Y se zambulló rápidamente, aunque no lo bastante para evitar el contacto de un cuerpo enorme, cuya escamosa epidermis le arañó al pasar; se creyó perdido y empezó a nadar con una precipitación desesperada; subió a la superficie, respiró y desapareció de nuevo. Pasó un cuarto de hora en una angustia indecible que toda su filosofía no pudo dominar, creyendo oír detrás el ruido de las monstruosas mandíbulas que ya casi le tenían atrapado. Nadaba entre dos aguas, con la mayor suavidad posible, cuando se sintió cogido por un brazo y luego por la mitad del cuerpo.

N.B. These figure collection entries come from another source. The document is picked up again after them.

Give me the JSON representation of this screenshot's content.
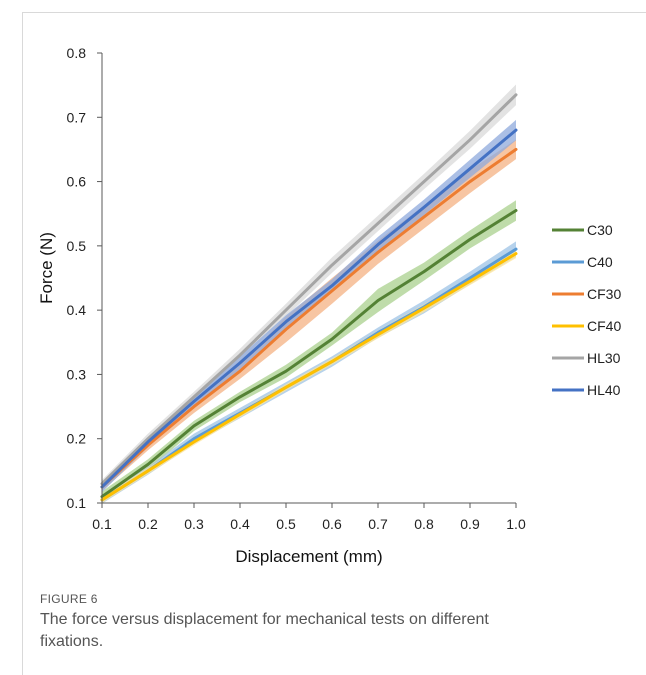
{
  "figure": {
    "label": "FIGURE 6",
    "caption": "The force versus displacement for mechanical tests on different fixations."
  },
  "chart_data": {
    "type": "line",
    "title": "",
    "xlabel": "Displacement (mm)",
    "ylabel": "Force (N)",
    "xlim": [
      0.1,
      1.0
    ],
    "ylim": [
      0.1,
      0.8
    ],
    "x_ticks": [
      "0.1",
      "0.2",
      "0.3",
      "0.4",
      "0.5",
      "0.6",
      "0.7",
      "0.8",
      "0.9",
      "1.0"
    ],
    "y_ticks": [
      "0.1",
      "0.2",
      "0.3",
      "0.4",
      "0.5",
      "0.6",
      "0.7",
      "0.8"
    ],
    "grid": false,
    "legend_position": "right",
    "x": [
      0.1,
      0.2,
      0.3,
      0.4,
      0.5,
      0.6,
      0.7,
      0.8,
      0.9,
      1.0
    ],
    "series": [
      {
        "name": "C30",
        "color": "#548235",
        "band_color": "#a9d08e",
        "values": [
          0.11,
          0.16,
          0.22,
          0.265,
          0.305,
          0.355,
          0.415,
          0.46,
          0.51,
          0.555
        ],
        "spread": [
          0.008,
          0.008,
          0.008,
          0.008,
          0.01,
          0.01,
          0.018,
          0.014,
          0.014,
          0.016
        ]
      },
      {
        "name": "C40",
        "color": "#5b9bd5",
        "band_color": "#9dc3e6",
        "values": [
          0.105,
          0.15,
          0.2,
          0.24,
          0.28,
          0.32,
          0.365,
          0.405,
          0.45,
          0.495
        ],
        "spread": [
          0.006,
          0.006,
          0.008,
          0.008,
          0.008,
          0.008,
          0.008,
          0.01,
          0.01,
          0.012
        ]
      },
      {
        "name": "CF30",
        "color": "#ed7d31",
        "band_color": "#f4b183",
        "values": [
          0.125,
          0.19,
          0.25,
          0.305,
          0.37,
          0.43,
          0.49,
          0.545,
          0.6,
          0.65
        ],
        "spread": [
          0.006,
          0.008,
          0.01,
          0.012,
          0.02,
          0.02,
          0.018,
          0.018,
          0.018,
          0.015
        ]
      },
      {
        "name": "CF40",
        "color": "#ffc000",
        "band_color": "#ffe699",
        "values": [
          0.105,
          0.15,
          0.195,
          0.238,
          0.28,
          0.32,
          0.362,
          0.403,
          0.445,
          0.488
        ],
        "spread": [
          0.005,
          0.005,
          0.005,
          0.005,
          0.005,
          0.005,
          0.006,
          0.006,
          0.006,
          0.007
        ]
      },
      {
        "name": "HL30",
        "color": "#a5a5a5",
        "band_color": "#d9d9d9",
        "values": [
          0.13,
          0.2,
          0.265,
          0.33,
          0.4,
          0.47,
          0.535,
          0.6,
          0.665,
          0.735
        ],
        "spread": [
          0.006,
          0.008,
          0.008,
          0.01,
          0.01,
          0.012,
          0.012,
          0.012,
          0.014,
          0.016
        ]
      },
      {
        "name": "HL40",
        "color": "#4472c4",
        "band_color": "#8faadc",
        "values": [
          0.125,
          0.195,
          0.258,
          0.318,
          0.382,
          0.438,
          0.502,
          0.56,
          0.62,
          0.68
        ],
        "spread": [
          0.008,
          0.008,
          0.008,
          0.01,
          0.01,
          0.01,
          0.012,
          0.012,
          0.014,
          0.016
        ]
      }
    ]
  }
}
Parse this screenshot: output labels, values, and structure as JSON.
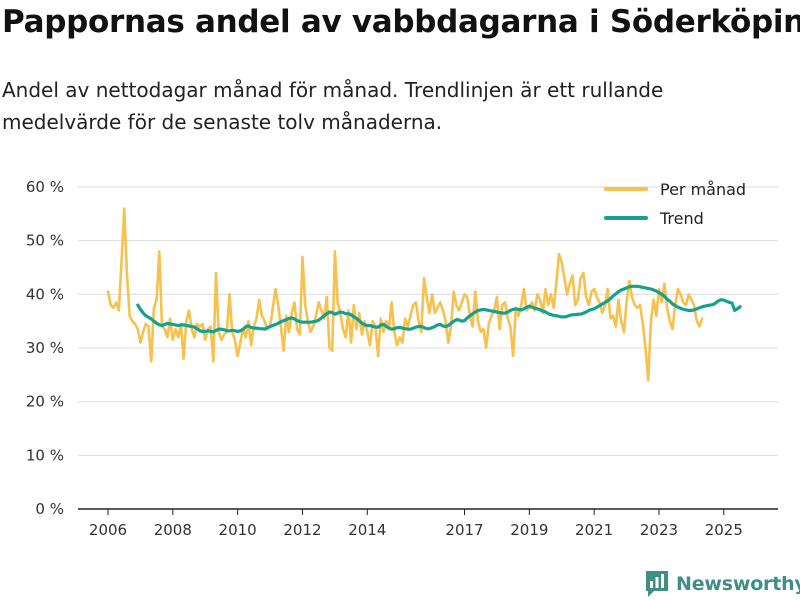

¡Pobre Joe! Tuvo para su señor un último pensamiento y empezó a luchar con desesperación, sintiéndose atraído, no hacia el fondo del lago, que es a donde los cocodrilos suelen arrastrar la presa para devorarla, sino hacia la superficie.

No bien pudo respirar y abrir los ojos, se vio entre dos negros que parecían de ébano, los cuales le sujetaban vigorosamente y lanzaban gritos extraños.

—¡Toma! —exclamó Joe—. ¡Negros en lugar de caimanes! Mal por mal, los prefiero. Pero ¿cómo se atreven esos monotes a bañarse en estos parajes?

Joe ignoraba que los habitantes de las islas del Chad como otros muchos negros, se zambullen impunemente en las islas infestadas de caimanes, sin hacerles el menor caso. Los anfibios de aquel lago gozan sobre todo de una reputación bastante merecida de animales inofensivos.

Pero ¿no había evitado Joe un peligro para caer en otro? Dio a los acontecimientos el encargo de resolver este problema y, no pudiendo hacer otra cosa, se dejó conducir a la playa sin manifestar el menor miedo.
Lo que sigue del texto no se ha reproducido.